Sondaki nota dikkat!
Ling Chen ortaya çıktığı anda kesinlikle Zefir Kuşu'nun saldırısına uğrayacaktı. Xiao Hui'nin suya dalmasını izledikten sonra kafası karışmış şekilde hızlıca mağaranın içine döndü. Xiao Hui'yi zorla geri çağırmadı. Xiao Hui doğalı çok olmamıştı ve ona özellikle çok yakındı. Dahası evcil hayvan durumunda da açık bir şekilde "asla ihanet etmeyecek" şeklinde belirtiliyordu, yani nedeni olmadan kendi isteğiyle ondan kaçmayacaktı. Belli belirsiz bir tahminle, Xiao Hui'nin belli bir yerde bir şey keşfettiğini düşünüyordu.
Şu anda çıkmayı seçerse, o zaman Xiao Hui de zorla evcil hayvan alanına çağırılacaktı. Ayrılmayıp, sessiz bir şekilde mağaranın en güvenli bölgesinde durarak Xiao Hui'nin dönmesini bekliyordu.
Mağaranın dışında Zefir Kuşu'nun uzun ötüşleri sıkça kulaklarında çınlıyordu. Anlaşılan Ling Chen ölmediği ya da haritadan yok olmadığı sürece takip etmeye devam edecek ve kesinlikle ayrılmayacaktı.

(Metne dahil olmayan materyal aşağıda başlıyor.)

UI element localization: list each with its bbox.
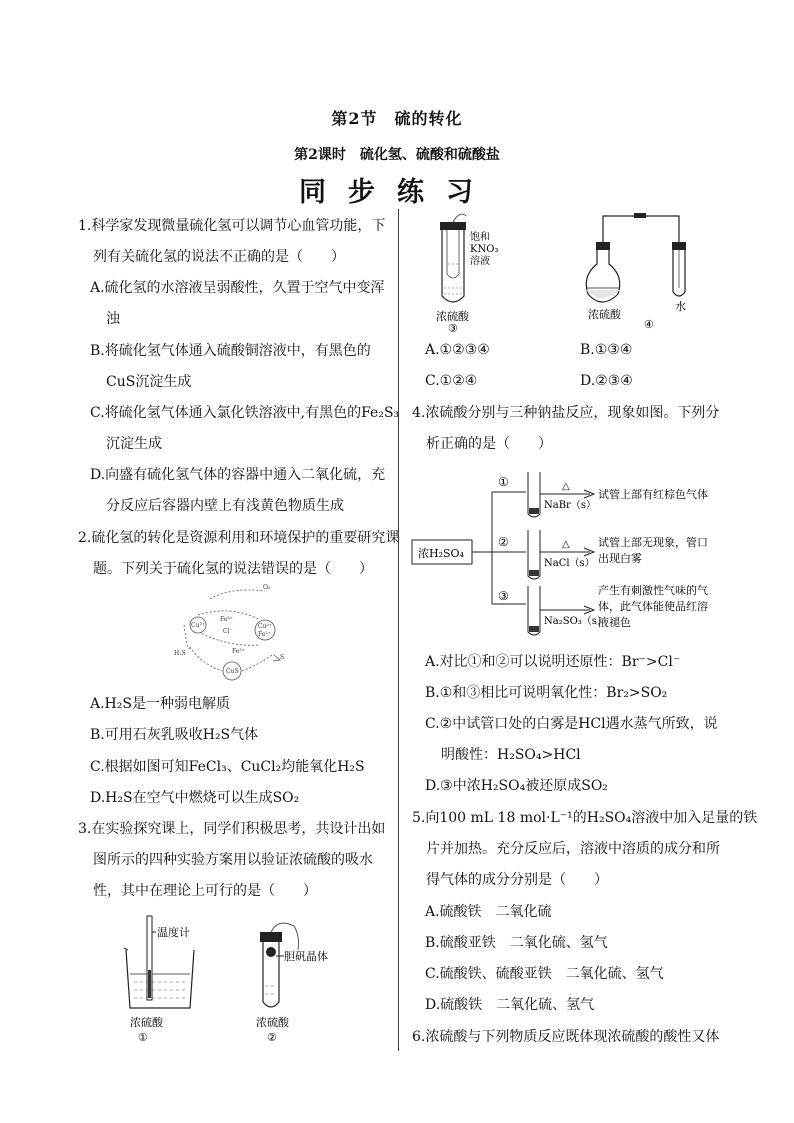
q1-stem-line2: 列有关硫化氢的说法不正确的是（ ） xyxy=(93,249,345,265)
q1-option-b: B.将硫化氢气体通入硫酸铜溶液中，有黑色的 xyxy=(90,343,371,359)
q3-fig2-num: ② xyxy=(267,1031,277,1044)
q4-stem-line1: 4.浓硫酸分别与三种钠盐反应，现象如图。下列分 xyxy=(412,405,720,421)
q5-option-a: A.硫酸铁 二氧化硫 xyxy=(425,904,552,920)
q2-diag-fe3a: Fe³⁺ xyxy=(220,616,233,623)
q3-stem-line1: 3.在实验探究课上，同学们积极思考，共设计出如 xyxy=(78,821,386,837)
q4-stem-line2: 析正确的是（ ） xyxy=(426,436,552,452)
q4-obs-1: 试管上部有红棕色气体 xyxy=(598,488,708,501)
q1-option-d: D.向盛有硫化氢气体的容器中通入二氧化硫，充 xyxy=(90,467,386,483)
q3-fig1-acid: 浓硫酸 xyxy=(130,1016,163,1029)
q3-figure-4-flask xyxy=(580,206,710,332)
q2-stem-line1: 2.硫化氢的转化是资源利用和环境保护的重要研究课 xyxy=(78,530,400,546)
q1-option-d-cont: 分反应后容器内壁上有浅黄色物质生成 xyxy=(106,498,344,514)
q2-option-c: C.根据如图可知FeCl₃、CuCl₂均能氧化H₂S xyxy=(90,759,365,775)
q2-diag-h2s: H₂S xyxy=(174,650,186,657)
lesson-title: 第2课时 硫化氢、硫酸和硫酸盐 xyxy=(294,147,500,163)
q2-option-b: B.可用石灰乳吸收H₂S气体 xyxy=(90,727,259,743)
q2-diag-cl: Cl⁻ xyxy=(223,628,233,635)
q4-num-2: ② xyxy=(498,535,509,549)
practice-heading: 同步练习 xyxy=(299,177,495,208)
q3-option-c: C.①②④ xyxy=(425,373,478,389)
q2-option-a: A.H₂S是一种弱电解质 xyxy=(90,696,230,712)
q3-fig3-acid: 浓硫酸 xyxy=(436,310,469,323)
q5-stem-line3: 得气体的成分分别是（ ） xyxy=(426,872,608,888)
q4-num-3: ③ xyxy=(498,589,509,603)
q5-option-c: C.硫酸铁、硫酸亚铁 二氧化硫、氢气 xyxy=(425,966,664,982)
q5-option-b: B.硫酸亚铁 二氧化硫、氢气 xyxy=(425,935,608,951)
q3-fig1-num: ① xyxy=(138,1031,148,1044)
q3-fig3-label-1: 饱和 xyxy=(470,232,490,243)
q4-diag-acid: 浓H₂SO₄ xyxy=(418,547,464,560)
q3-option-b: B.①③④ xyxy=(580,342,633,358)
q3-fig4-water: 水 xyxy=(675,300,686,313)
q4-option-b: B.①和③相比可说明氧化性：Br₂>SO₂ xyxy=(425,685,668,701)
q2-diag-o2: O₂ xyxy=(263,584,271,591)
q4-delta-2: △ xyxy=(562,539,570,550)
q4-salt-1: NaBr（s） xyxy=(544,500,596,511)
q5-stem-line1: 5.向100 mL 18 mol·L⁻¹的H₂SO₄溶液中加入足量的铁 xyxy=(412,810,758,826)
q3-fig2-acid: 浓硫酸 xyxy=(256,1016,289,1029)
q4-option-c-cont: 明酸性：H₂SO₄>HCl xyxy=(441,747,581,763)
q4-salt-2: NaCl（s） xyxy=(544,558,595,569)
q4-delta-1: △ xyxy=(562,481,570,492)
q3-option-d: D.②③④ xyxy=(580,373,633,389)
q3-option-a: A.①②③④ xyxy=(425,342,490,358)
q1-option-c: C.将硫化氢气体通入氯化铁溶液中,有黑色的Fe₂S₃ xyxy=(90,405,400,421)
q2-diag-s: S xyxy=(280,654,285,661)
q2-option-d: D.H₂S在空气中燃烧可以生成SO₂ xyxy=(90,790,300,806)
q1-stem-line1: 1.科学家发现微量硫化氢可以调节心血管功能，下 xyxy=(78,218,386,234)
q4-obs-3c: 液褪色 xyxy=(598,616,631,629)
q3-stem-line3: 性，其中在理论上可行的是（ ） xyxy=(93,883,317,899)
q6-stem-line1: 6.浓硫酸与下列物质反应既体现浓硫酸的酸性又体 xyxy=(412,1029,720,1045)
q4-num-1: ① xyxy=(498,475,509,489)
q4-obs-2a: 试管上部无现象，管口 xyxy=(598,536,708,549)
q3-fig4-num: ④ xyxy=(644,318,654,331)
q1-option-a: A.硫化氢的水溶液呈弱酸性，久置于空气中变浑 xyxy=(90,280,385,296)
q4-obs-3a: 产生有刺激性气味的气 xyxy=(598,584,708,597)
q1-option-c-cont: 沉淀生成 xyxy=(106,436,162,452)
q3-fig1-label: 温度计 xyxy=(157,926,190,939)
q4-option-c: C.②中试管口处的白雾是HCl遇水蒸气所致，说 xyxy=(425,716,718,732)
q1-option-a-cont: 浊 xyxy=(106,311,120,327)
section-title: 第2节 硫的转化 xyxy=(331,109,463,128)
q2-diag-cu2b: Cu²⁺ xyxy=(258,623,273,630)
q4-option-d: D.③中浓H₂SO₄被还原成SO₂ xyxy=(425,778,608,794)
q3-figure-1-beaker xyxy=(120,912,210,1044)
q3-figure-3-kno3 xyxy=(430,210,510,334)
q4-reaction-diagram xyxy=(410,470,730,642)
q4-obs-2b: 出现白雾 xyxy=(598,552,642,565)
q3-fig3-label-2: KNO₃ xyxy=(470,244,499,255)
q5-option-d: D.硫酸铁 二氧化硫、氢气 xyxy=(425,997,595,1013)
q4-option-a: A.对比①和②可以说明还原性：Br⁻>Cl⁻ xyxy=(425,654,681,670)
q4-salt-3: Na₂SO₃（s） xyxy=(544,616,607,627)
q2-diag-fe3b: Fe³⁺ xyxy=(232,648,245,655)
q2-diag-fe2: Fe²⁺ xyxy=(258,631,271,638)
q3-fig4-acid: 浓硫酸 xyxy=(588,308,621,321)
q3-fig3-num: ③ xyxy=(448,322,458,335)
q5-stem-line2: 片并加热。充分反应后，溶液中溶质的成分和所 xyxy=(426,841,720,857)
q2-cycle-diagram xyxy=(170,585,290,683)
q1-option-b-cont: CuS沉淀生成 xyxy=(106,374,192,390)
q2-stem-line2: 题。下列关于硫化氢的说法错误的是（ ） xyxy=(93,561,373,577)
column-divider xyxy=(398,209,399,1051)
q4-obs-3b: 体，此气体能使品红溶 xyxy=(598,600,708,613)
q3-fig2-label: 胆矾晶体 xyxy=(284,950,328,963)
q2-diag-cus: CuS xyxy=(226,668,239,675)
q3-stem-line2: 图所示的四种实验方案用以验证浓硫酸的吸水 xyxy=(93,852,373,868)
q3-fig3-label-3: 溶液 xyxy=(470,256,490,267)
q2-diag-cu2: Cu²⁺ xyxy=(191,622,206,629)
q3-figure-2-test-tube xyxy=(250,916,350,1044)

Xiao Hui uzun bir süredir yoktu. Tam Ling Chen daha fazla bekleyemecekken hafif bir su sıçrama sesi mağaranın girişinden gelmişti, Xiao Hui sonunda geri dönmüştü. Tüm yolu koşup Ling Chen'in önüne geldiğinde ağzında hafif bir parlaklık çevrelenmiş bir küre tuttuğunu görebilmişti... Tam olarak söylemek gerekirse ağzında emiyordu, çünkü Xiao Hui'nin ağzı çok küçük ve küre çok büyüktü. Bu yüzden tam olarak ağzının içinde tutamıyordu. Xiao Hui kükreyip yere koydu ve vücudundaki su damlalarını savurdu. Kuyruğunu sallayarak parlak gözleriyle Ling Chen'e bakarak küreyi alması için sinyal veriyordu.
Ling Chen anında olan biten her şeyi tam anlamıyla anlamıştı... Xiao Hui'nin doğuştan gelen yeteneğinde hazinelere karşı özellikle hassas olduğu belirtiliyordu. Her türden hazinenin varlığını oldukça uzaktan keşfedebiliyor ve tam yerini bulabiliyordu. Az önce kesinlikle belli bir yerdeki bir hazinenin varlığını keşfettiği için ayrılmış ve aramak için koşup gitmişti. Geri getirdiği bu küre bulduğu hazineydi!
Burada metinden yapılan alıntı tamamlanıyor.